The OMOP vocabulary should be downloaded from https://athena.ohdsi.org/ and include the following vocabularies 'OMOP Extension', 'RxNorm Extension', 'RxNorm', 'LOINC', 'SNOMED'. The directory containing the vocabularies should then be placed in the location specified in paths.json.

Note: For better performance, the user should convert the csv files to parquet files.

import pandas as pd
pd.read_csv('CONCEPT.csv', sep='\t').to_parquet('CONCEPT.parquet')

Python versions and packages

We provided the env.yml file that lists all dependencies. This code requires Python>=3.9. This code utilizes the .parquet format using the pyarrow library as a backend of pandas. This format facilitates the handling of large dataframes, notably because of faster I/O operations and efficient compression.

Running the pipeline

Step 0. File preparation

Run 0_prepare_files.py to create the medication mapping file. The default output is already available in the repository at auxillary_files/medications_v9.json. This file contains all the labels corresponding to the included ingredients.

Step 1. Database extraction

1_{dataset}.py runs the extraction pipeline, it utilises the DataPreparator and MedicationProcessor objects.

  1. Flat data is extracted and stored into a labels.parquet file.
  2. Timeseries data is converted to parquet format as well. Some ununsed variables are dropped at this stage.
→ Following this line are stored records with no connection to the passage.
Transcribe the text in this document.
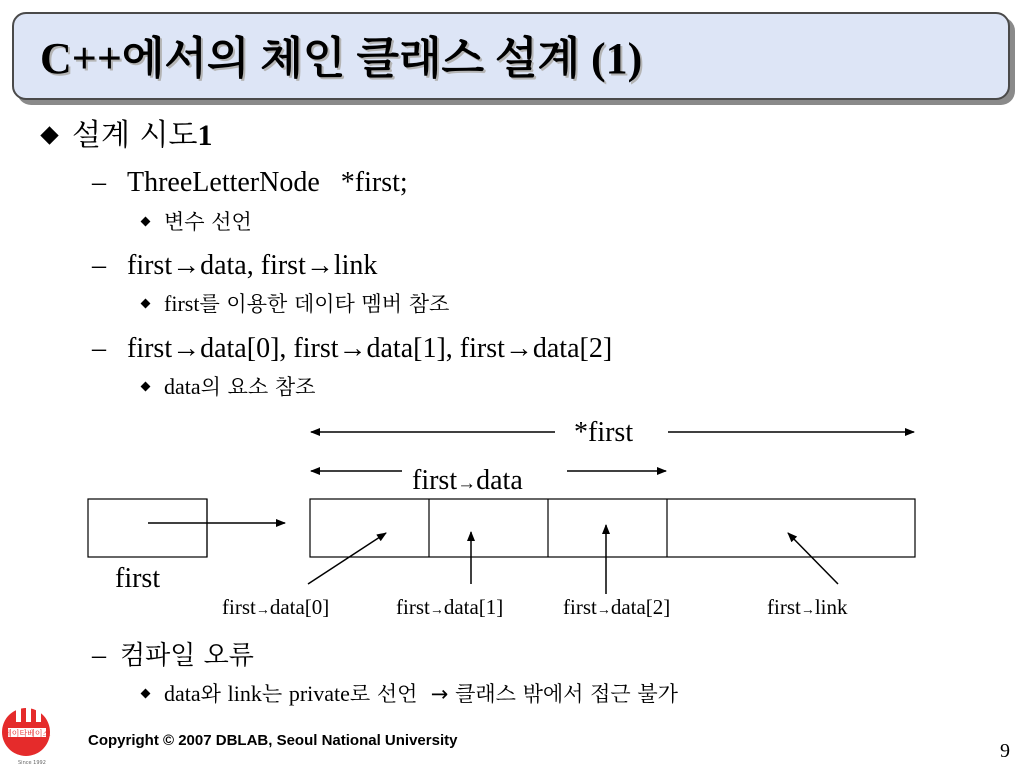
C++에서의 체인 클래스 설계 (1)
설계 시도1
– ThreeLetterNode   *first;
변수 선언
– first→data, first→link
first를 이용한 데이타 멤버 참조
– first→data[0], first→data[1], first→data[2]
data의 요소 참조
*first
first→data
first
first→data[0]	first→data[1]	first→data[2]	first→link
– 컴파일 오류
data와 link는 private로 선언  → 클래스 밖에서 접근 불가
데이타베이스
Since 1992
Copyright © 2007 DBLAB, Seoul National University	9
All timestamps are converted into seconds since admission. In some cases the parquet are saved by chunks of 1000 patients to reduce the memory requirements of the process.
  3. Drug exposures are processed using the medication mapping file produced at stage 0. This creates a medication.parquet file which contains standardized drug administrations.

Step 2. Harmonization

2_{dataset}.py runs the harmonization pipeline, it utilises the TimeseriesProcessor and FlatAndLabelsProcessor objects.
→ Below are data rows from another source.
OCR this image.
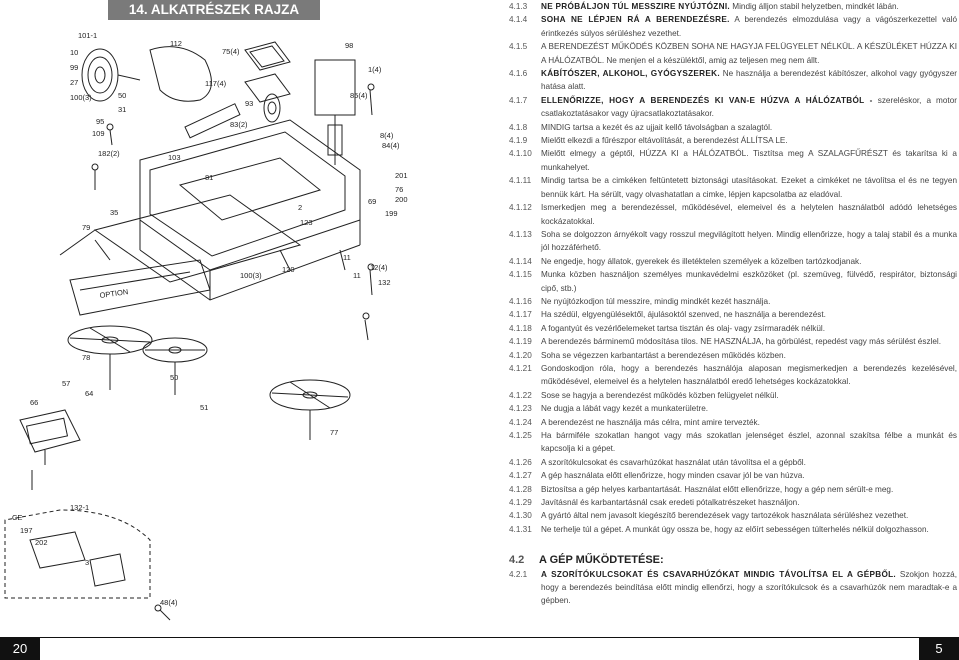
14. ALKATRÉSZEK RAJZA
101-1
10
99
27
100(3)	50
31
95
109
182(2)	103
81
79
35
78
57
64
66
51
132-1
197
202
3
48(4)
112
75(4)
117(4)
93
83(2)
98
85(4)
1(4)
8(4)
201
76
200
2
123
100(3)
120
11
12(4)
11
132
69
199
84(4)
50
77
OPTION
CE
20	5
4.1.3	NE PRÓBÁLJON TÚL MESSZIRE NYÚJTÓZNI. Mindig álljon stabil helyzetben, mindkét lábán.
4.1.4	SOHA NE LÉPJEN RÁ A BERENDEZÉSRE. A berendezés elmozdulása vagy a vágószerkezettel való érintkezés súlyos sérüléshez vezethet.
4.1.5	A BERENDEZÉST MŰKÖDÉS KÖZBEN SOHA NE HAGYJA FELÜGYELET NÉLKÜL. A KÉSZÜLÉKET HÚZZA KI A HÁLÓZATBÓL. Ne menjen el a készüléktől, amig az teljesen meg nem állt.
4.1.6	KÁBÍTÓSZER, ALKOHOL, GYÓGYSZEREK. Ne használja a berendezést kábítószer, alkohol vagy gyógyszer hatása alatt.
4.1.7	ELLENŐRIZZE, HOGY A BERENDEZÉS KI VAN-E HÚZVA A HÁLÓZATBÓL - szereléskor, a motor csatlakoztatásakor vagy újracsatlakoztatásakor.
4.1.8	MINDIG tartsa a kezét és az ujjait kellő távolságban a szalagtól.
4.1.9	Mielőtt elkezdi a fűrészpor eltávolítását, a berendezést ÁLLÍTSA LE.
4.1.10	Mielőtt elmegy a géptől, HÚZZA KI a HÁLÓZATBÓL. Tisztítsa meg A SZALAGFŰRÉSZT és takarítsa ki a munkahelyet.
4.1.11	Mindig tartsa be a cimkéken feltüntetett biztonsági utasításokat. Ezeket a cimkéket ne távolítsa el és ne tegyen bennük kárt. Ha sérült, vagy olvashatatlan a cimke, lépjen kapcsolatba az eladóval.
4.1.12	Ismerkedjen meg a berendezéssel, működésével, elemeivel és a helytelen használatból adódó lehetséges kockázatokkal.
4.1.13	Soha se dolgozzon árnyékolt vagy rosszul megvilágított helyen. Mindig ellenőrizze, hogy a talaj stabil és a munka jól hozzáférhető.
4.1.14	Ne engedje, hogy állatok, gyerekek és illetéktelen személyek a közelben tartózkodjanak.
4.1.15	Munka közben használjon személyes munkavédelmi eszközöket (pl. szemüveg, fülvédő, respirátor, biztonsági cipő, stb.)
4.1.16	Ne nyújtózkodjon túl messzire, mindig mindkét kezét használja.
4.1.17	Ha szédül, elgyengülésektől, ájulásoktól szenved, ne használja a berendezést.
4.1.18	A fogantyút és vezérlőelemeket tartsa tisztán és olaj- vagy zsírmaradék nélkül.
4.1.19	A berendezés bárminemű módosítása tilos. NE HASZNÁLJA, ha görbülést, repedést vagy más sérülést észlel.
4.1.20	Soha se végezzen karbantartást a berendezésen működés közben.
4.1.21	Gondoskodjon róla, hogy a berendezés használója alaposan megismerkedjen a berendezés kezelésével, működésével, elemeivel és a helytelen használatból eredő lehetséges kockázatokkal.
4.1.22	Sose se hagyja a berendezést működés közben felügyelet nélkül.
4.1.23	Ne dugja a lábát vagy kezét a munkaterületre.
4.1.24	A berendezést ne használja más célra, mint amire tervezték.
4.1.25	Ha bármiféle szokatlan hangot vagy más szokatlan jelenséget észlel, azonnal szakítsa félbe a munkát és kapcsolja ki a gépet.
4.1.26	A szorítókulcsokat és csavarhúzókat használat után távolítsa el a gépből.
4.1.27	A gép használata előtt ellenőrizze, hogy minden csavar jól be van húzva.
4.1.28	Biztosítsa a gép helyes karbantartását. Használat előtt ellenőrizze, hogy a gép nem sérült-e meg.
4.1.29	Javításnál és karbantartásnál csak eredeti pótalkatrészeket használjon.
4.1.30	A gyártó által nem javasolt kiegészítő berendezések vagy tartozékok használata sérüléshez vezethet.
4.1.31	Ne terhelje túl a gépet. A munkát úgy ossza be, hogy az előírt sebességen túlterhelés nélkül dolgozhasson.
4.2	A GÉP MŰKÖDTETÉSE:
4.2.1	A SZORÍTÓKULCSOKAT ÉS CSAVARHÚZÓKAT MINDIG TÁVOLÍTSA EL A GÉPBŐL. Szokjon hozzá, hogy a berendezés beindítása előtt mindig ellenőrzi, hogy a szorítókulcsok és a csavarhúzók nem maradtak-e a gépben.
  1. The timeseries are harmonized to common labels and units between all databases. Some user-defined bounds are applied to the data. The raw harmonized data is saved in the formatted_timeseries/ and formatted_medications/ directories. Then, these timeseries are resampled to hourly data and saved to the partially_processed_timeseries/ directory.
  2. Flat categorical variables are mapped to standardized categories. Flat numerical vairables such as length of stay, heights, weights are converted to the same units. Finally an index for each icu stay that is unique in the BlendedICU dataset, it is constituted as follows: {source_database}-{stay_id_in_source_database}

Step 3. BlendedICU processing

3_BlendedICU.py utilises the TimeseriesProcessor and FlatAndLabelsProcessor objects. It runs a customizable processing pipeline using the partially-processed files from the harmonization step.
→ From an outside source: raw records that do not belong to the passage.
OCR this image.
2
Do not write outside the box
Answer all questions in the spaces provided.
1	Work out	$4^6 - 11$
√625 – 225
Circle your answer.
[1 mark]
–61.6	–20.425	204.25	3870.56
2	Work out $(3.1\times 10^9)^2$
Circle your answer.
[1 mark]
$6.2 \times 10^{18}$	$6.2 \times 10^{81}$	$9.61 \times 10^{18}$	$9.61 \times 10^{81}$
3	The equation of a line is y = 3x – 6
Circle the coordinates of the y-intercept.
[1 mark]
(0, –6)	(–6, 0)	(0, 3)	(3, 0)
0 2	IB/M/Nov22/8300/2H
  1. Flat variables of all soruce databases are concatenated. Some user options are then available for processing: FLAT_FILL_MEDIAN, FLAT_NORMALIZE, FLAT_CLIP. See config.json for more detail. The output is saved as preprocessed_labels.parquet.
  2. Timeseries are processed with four available options: FORWARD_FILL, TS_FILL_MEDIAN, TS_CLIP, and TS_NORMALIZE. See config.json for more detail. The output is saved in the preprocessed_timeseries/ directory. A parquet file is created for each icu stay. Note that pandas allows loading a list of parquet files by using the following syntax: pd.read_parquet([pth1, pth2])

Step 4. OMOP conversion

4_write_omop.py writes the harmonized BlendedICU database to the Observational Medical Outcomes Partnership Common Data Model. The MEASUREMENT and DRUG_EXPOSURE tables are saved as parquet by chunks of 1000 patients. We provide the option to save the data as csv, but the resulting database would exceed 300Go.

Steps 5 & 6. Producing the tables and Figures of the article

These files are used to reproduce the tables, figures and appendices of the article in latex-compatible format. They were not as deeply documented as the rest of the code but were included for completeness.

Concluding remarks

These codes are meant to be maintained and improved and we welcome any questions, suggestions or bug reports in the Issues section of our GitHub repository.